IT’S 18 DEGREES outside, the sun has barely risen, and the subsidiary roads are swollen with ice. Time to attend the Church of the Woods, of course!
The Church’s pastor, Rev. Stephen Blackmer, gave up a big-deal career in environmental organizing— he was the founder and chairman of the Northern Forest Alliance, which helped conserve several million acres of New England timberlands — to get ordained and start his own Episcopal church. Here it is, a tiny little woodshed with a pot-belly stove, eight plastic chairs, and an altar covered with birch back scrolls, pine cones, and some blanched antlers scavenged from the adjoining hemlock forest.

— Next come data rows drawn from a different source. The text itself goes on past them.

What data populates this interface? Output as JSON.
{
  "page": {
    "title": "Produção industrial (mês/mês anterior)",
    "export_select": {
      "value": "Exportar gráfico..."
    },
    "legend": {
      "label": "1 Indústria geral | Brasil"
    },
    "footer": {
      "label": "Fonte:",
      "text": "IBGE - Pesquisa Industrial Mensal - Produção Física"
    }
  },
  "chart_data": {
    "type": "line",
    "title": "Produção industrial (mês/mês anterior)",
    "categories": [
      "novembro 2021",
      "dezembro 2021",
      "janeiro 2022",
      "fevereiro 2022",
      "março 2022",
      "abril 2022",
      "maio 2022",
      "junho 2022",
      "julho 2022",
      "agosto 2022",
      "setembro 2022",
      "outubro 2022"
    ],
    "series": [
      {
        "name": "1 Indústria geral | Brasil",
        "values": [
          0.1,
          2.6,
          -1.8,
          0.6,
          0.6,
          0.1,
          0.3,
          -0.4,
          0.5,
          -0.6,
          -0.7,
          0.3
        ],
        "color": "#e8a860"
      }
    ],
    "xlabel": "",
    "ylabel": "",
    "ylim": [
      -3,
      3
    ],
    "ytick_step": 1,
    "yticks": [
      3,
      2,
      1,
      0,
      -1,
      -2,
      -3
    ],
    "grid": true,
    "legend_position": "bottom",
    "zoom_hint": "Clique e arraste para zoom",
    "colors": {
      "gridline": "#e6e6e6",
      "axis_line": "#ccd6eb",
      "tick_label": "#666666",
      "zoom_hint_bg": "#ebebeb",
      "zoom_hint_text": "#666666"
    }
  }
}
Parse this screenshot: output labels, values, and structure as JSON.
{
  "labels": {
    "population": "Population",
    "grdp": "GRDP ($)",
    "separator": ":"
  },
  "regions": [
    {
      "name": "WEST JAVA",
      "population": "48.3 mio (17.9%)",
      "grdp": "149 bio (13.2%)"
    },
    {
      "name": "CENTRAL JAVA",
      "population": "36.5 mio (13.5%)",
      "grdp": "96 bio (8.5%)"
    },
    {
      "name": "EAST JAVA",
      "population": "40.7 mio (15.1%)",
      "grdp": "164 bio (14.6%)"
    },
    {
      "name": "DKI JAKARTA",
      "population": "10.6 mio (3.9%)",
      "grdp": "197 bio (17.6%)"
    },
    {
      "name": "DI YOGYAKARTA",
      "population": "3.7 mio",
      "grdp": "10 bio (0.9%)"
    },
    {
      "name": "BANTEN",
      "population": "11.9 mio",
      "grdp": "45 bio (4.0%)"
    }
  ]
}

I daresay this is a church unlike any other. “We are deliberately trying to crack open what it means to be ‘church,’” Blackmer explains on his website. “The Church of the Woods is a place where the earth itself, rather than a building, is the bearer of sacredness; where people come together to learn, explore, and take action to transform themselves and renew the earth.”
I half-confront, half-congratulate Blackmer for inventing a neo-Gaian theology, and he just chuckles. “The simple core idea is that everything bears the imprint of Christ, and everything is a bearer of the sacred. By immersing ourselves in the natural world, we can get to that direct experience of God.”
It’s as if the Appalachian Mountain Club moved its headquarters from Boston to Jerusalem’s Temple Mount — but that could be a good thing, right? I loved every minute of the service, from the initial reading from John Muir (the biblical Gospel of John was present, too) to the non-standard Lord’s Prayer, a Maori variant plucked from the New Zealand Prayer Book:
Eternal Spirit, Earth-maker, Life-Giver, Pain-bearer,
Source of all that is and ever shall be,
Your name be sung with joy!
We six congregants shared communion, which meant that I administered the bread and wine to the woman standing behind me. Isn’t this going to get you in Dutch with the bishop, I asked Blackmer? An errant fellow with a black soul (me) sharing the elements and sacred blessing with innocent bystanders? It’s all on the up-and-up, he assured me. Once he had consecrated the bread and wine, it doesn’t really matter who touches it.
In Blackmer’s communion, the first piece of bread and the last drop of wine are “fed” to the earth. The pine cones, antlers, and assorted forest flotsam, he explains, are offerings from the earth: “I don’t think that’s a pagan idea, but it is broadening the sense for who the service is for, and who is being restored beyond just human beings. It is honoring a creation greater than ourselves.”
Our observance included 25 minutes of silent meditation along the icy trails snaking through the Church’s 106-acre plot in the center of the state, just northwest of the New Hampshire Speedway. Sure it was cold, but Wenceslas-like, we wended our way in each other’s footsteps into private corners of the forest to watch the early sunlight blaze through the lower branches.
Not for nothing do they call us Episcopalians God’s Frozen People.
“It’s weird,” Blackmer says of his singular liturgy. “Even if you’re a churchgoer, it’s weird.” Yes, but it’s good weird, the kind of strangeness that re-kindles our thinking about what a church can be. Our father’s house has many rooms, (John 14:2) and this is one of the cozier ones.